Was Goodfellas the Last Truly Great Mobster Film?
Twenty-five years later, Martin Scorsese’s masterpiece is unequaled in its understanding of the horrifying realities—and dark appeal—of a life of organized crime.
• DAVID SIMS
Goodfellas, released 25 years ago today, might be the last great mob film: Not only did it help redefine the genre, but it also spawned many worthy successors (and many more pale imitators). Even Martin Scorsese’s follow-ups in the genre,Casino and The Departed, bear obvious debts to his 1990 masterpiece, which upended every concept of nobility and honor in organized crime without undermining its appeal. When Henry Hill (Ray Liotta) tells the audience he “always wanted to be a gangster,” it’s easy to understand why. But as much fun as the movie is, viewers also understand why they don’t want to be gangsters: because they’re merciless, violent crooks.

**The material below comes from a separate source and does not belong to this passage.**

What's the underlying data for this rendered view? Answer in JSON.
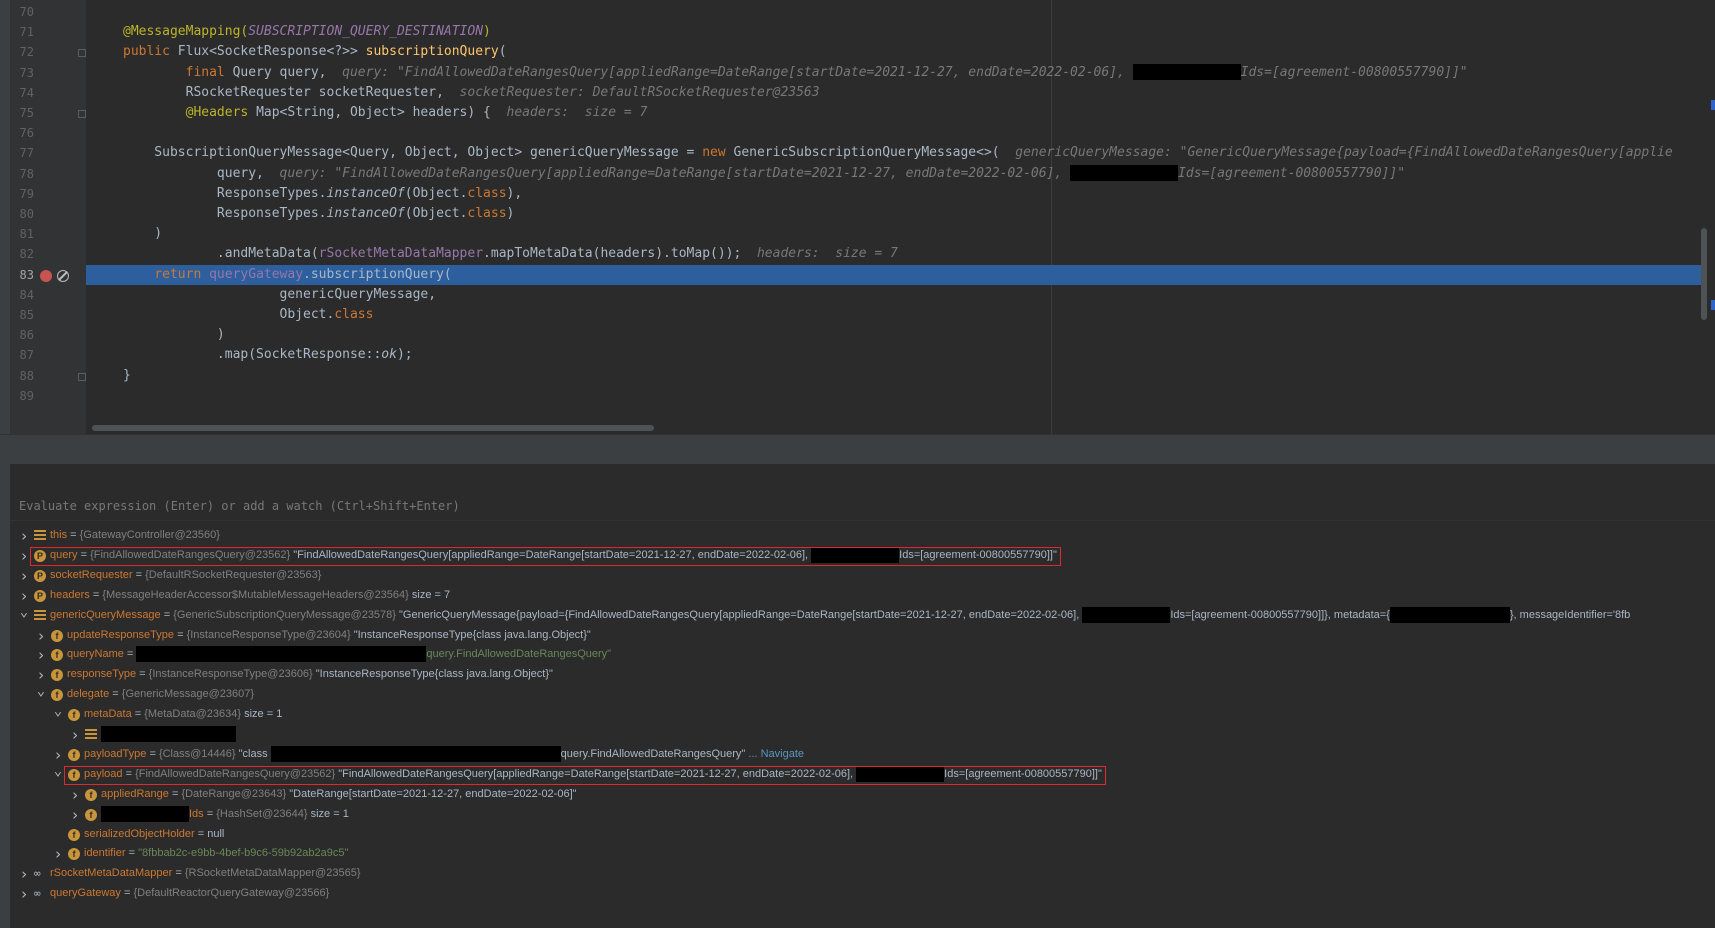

Scorsese was drawn to the true story of mobster-turned-informant Hill, and the biography written by Nicholas Pileggi, because he thought it captured the life of gangsters better than any filmed depiction. The Mafia’s cinematic language was steeped in The Godfather movies and their knock-offs: stately, operatic, bound up in codes of samurai-like honor. Then came Goodfellas: a story of a Mafia hanger-on, a wise guy who hustled drugs and hijacked trucks, hung out playing cards in Queens clubs, and helped bury the corpses created by the psychopaths he hung out with. There was no sense of honor outside of asking permission to kill certain people. And yet that cinematic world was still alluring, which is what makes a film about unrepentant monsters such a blast to watch again and again, 25 years on.
There’s almost no part of Goodfellas that hasn’t been analyzed to death since 1990. There’s Liotta’s hilariously self-satisfied narration, which offers no apology or remorse as the bodies pile up. There’s the kinetic, disconnected approach to plotting, zipping between vaguely related scenes with an intensity that belies its 140-minute running time. Contrast that with The Godfather films, which were intricately plotted and ended in epic crescendos of violence. Instead,Goodfellas simply follows Henry and his pals Tommy DeVito (Joe Pesci) and Jimmy Conway (Robert De Niro) as they hang out, occasionally rip off truck and airplane shipments, and attack people, either for business or nothing at all.
Pesci, who won an Oscar for his role, is Goodfellas’s most memorable actor—so much so that nearly every line he speaks has passed into total cliché. But it’s remarkable how all of the film’s dramatic tension is centered around his character Tommy, who can snap at a moment’s notice. Though there are larger stories told in Goodfellas (the most notable being the famed Lufthansa heist), they don’t really matter to Henry’s life and safety. Even when he goes to jail for four years, he eats like a king (who can forget the clove of garlic sliced with a razor blade), and he ends up arrested not because of the millions earned in the Lufthansa heist, but for a cocaine-dealing business he ran on the side.
Henry is the closest thing audiences get to an anti-hero: His mild shock at every pointless murder feels like moral outrage in the mobster world.
It’s all so gloriously pointless, and yet Scorsese makes the mobster’s life feel like that of a god among men. Liotta has probably never been better—wormy (his braying laughter at Tommy’s bad jokes is wonderfully hideous) and yet somehow sympathetic. Perhaps because he’s placed alongside two truly cold-blooded men, Henry is the closest thing the audience gets to an anti-hero in the film: His mild shock at every pointless murder feels like moral outrage in the mobster world. That’s a dynamic David Chase understood when laying out the world of his TV show The Sopranos (the only true Mafia masterpiece produced since Goodfellas): By making his protagonist Tony a slightly more reasonable person than his violent, thick-headed associates, the character seemed infinitely more relatable.
Scorsese has since come back time and again to the world of crime. The Departed, which won Academy Awards for Best Picture and Best Director (Goodfellas was nominated but lost to Dances With Wolves), has the same energetic storytelling style but applies it to a more intricate plot of triple agents and informants. The Wolf of Wall Street comes closest to Goodfellas’s fascinatingly blurry territory of depiction vs. endorsement, and stirred up debate in 2013 for making the life of a homophobic, misogynistic, and heartless white-color criminal look like a luxurious commercial. Goodfellas has the same dark heart, understanding that even as the audience watches on with horror, there’s some tiny part of them that has completely surrendered to the madness and the fun. That was Goodfellas’s original genius and, even in retrospect, it seems impossible to equal.